In 2010 we witnessed the rise of the data lake – a cost-effective way for organizations to store and manage their raw data. A data lake was a single repository for storing all organizational data, including data generated from all internal transactions and interactions as well as from third-party and public sources.
Data lakes promised a powerful, agile, and cost-effective environment that could enable scaling out the environment to assemble, prepare, enrich, and analyze diverse structured and unstructured data sources. But unfortunately, for a long time, these data lakes only stored data but failed to generate any value.
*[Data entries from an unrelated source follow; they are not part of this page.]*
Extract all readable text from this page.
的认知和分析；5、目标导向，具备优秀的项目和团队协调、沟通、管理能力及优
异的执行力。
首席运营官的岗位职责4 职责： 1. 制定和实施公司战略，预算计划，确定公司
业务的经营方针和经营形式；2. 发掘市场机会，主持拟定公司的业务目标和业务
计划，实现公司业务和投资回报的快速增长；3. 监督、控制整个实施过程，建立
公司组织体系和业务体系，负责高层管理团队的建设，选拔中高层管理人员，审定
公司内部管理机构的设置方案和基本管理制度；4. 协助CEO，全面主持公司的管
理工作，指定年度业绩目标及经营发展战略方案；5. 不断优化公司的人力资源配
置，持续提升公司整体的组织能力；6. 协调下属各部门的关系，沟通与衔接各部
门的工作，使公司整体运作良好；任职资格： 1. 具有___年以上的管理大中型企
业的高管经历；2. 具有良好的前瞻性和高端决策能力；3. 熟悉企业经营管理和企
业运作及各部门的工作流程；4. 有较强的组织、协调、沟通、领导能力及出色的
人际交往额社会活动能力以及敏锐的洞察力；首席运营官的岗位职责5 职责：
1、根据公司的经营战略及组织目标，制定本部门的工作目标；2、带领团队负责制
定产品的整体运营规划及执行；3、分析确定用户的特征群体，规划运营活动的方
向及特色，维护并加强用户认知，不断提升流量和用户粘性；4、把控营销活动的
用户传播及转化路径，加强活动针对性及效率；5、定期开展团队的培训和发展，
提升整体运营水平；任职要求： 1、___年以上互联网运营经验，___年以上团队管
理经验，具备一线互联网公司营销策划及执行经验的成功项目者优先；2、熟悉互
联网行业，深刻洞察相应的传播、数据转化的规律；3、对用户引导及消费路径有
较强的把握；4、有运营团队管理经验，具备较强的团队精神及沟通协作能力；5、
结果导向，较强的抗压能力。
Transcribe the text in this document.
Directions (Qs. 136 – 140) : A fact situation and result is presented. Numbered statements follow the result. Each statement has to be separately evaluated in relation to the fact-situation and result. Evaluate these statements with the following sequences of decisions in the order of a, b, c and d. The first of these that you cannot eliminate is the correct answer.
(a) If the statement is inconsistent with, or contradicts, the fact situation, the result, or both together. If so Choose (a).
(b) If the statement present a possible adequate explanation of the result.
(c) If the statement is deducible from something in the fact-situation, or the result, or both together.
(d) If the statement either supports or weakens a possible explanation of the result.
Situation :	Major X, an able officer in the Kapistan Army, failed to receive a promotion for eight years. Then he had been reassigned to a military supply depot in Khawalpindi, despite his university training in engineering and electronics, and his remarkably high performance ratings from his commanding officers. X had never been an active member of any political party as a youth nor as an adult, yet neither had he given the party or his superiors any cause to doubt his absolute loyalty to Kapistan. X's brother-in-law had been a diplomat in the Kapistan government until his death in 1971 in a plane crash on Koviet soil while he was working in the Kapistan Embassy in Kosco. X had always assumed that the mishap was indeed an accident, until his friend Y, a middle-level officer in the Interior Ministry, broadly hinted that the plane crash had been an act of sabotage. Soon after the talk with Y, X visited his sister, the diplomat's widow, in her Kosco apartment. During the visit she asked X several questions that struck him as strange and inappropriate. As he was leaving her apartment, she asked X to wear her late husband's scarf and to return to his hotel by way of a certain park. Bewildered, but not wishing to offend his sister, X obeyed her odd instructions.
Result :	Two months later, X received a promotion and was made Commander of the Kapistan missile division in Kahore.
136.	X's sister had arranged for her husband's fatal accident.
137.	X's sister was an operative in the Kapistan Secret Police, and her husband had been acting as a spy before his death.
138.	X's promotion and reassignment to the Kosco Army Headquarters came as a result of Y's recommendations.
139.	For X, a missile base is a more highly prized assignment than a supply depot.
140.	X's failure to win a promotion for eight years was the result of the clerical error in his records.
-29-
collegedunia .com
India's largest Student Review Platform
They just ended up being mere desolate dumping grounds while the deluge of data around us continued to increase. But today, data lakes are recapturing their lost luster. And we have the cloud to thank for that.
We have previously visited the topic of why moving your data lake to the cloud makes sense. Scalability, dynamic processing capabilities, compliance to navigate the governance and compliance minefield, access to the latest tools and tech to play well with the data, better business continuity capabilities and the significant cost advantage are the usual benefits of this move.
But can you haul your data lake and move it to the cloud?
Moving your data lake to the cloud needs preparation and a rock-solid strategy. It is not an overnight process, and you have a long list of things to consider.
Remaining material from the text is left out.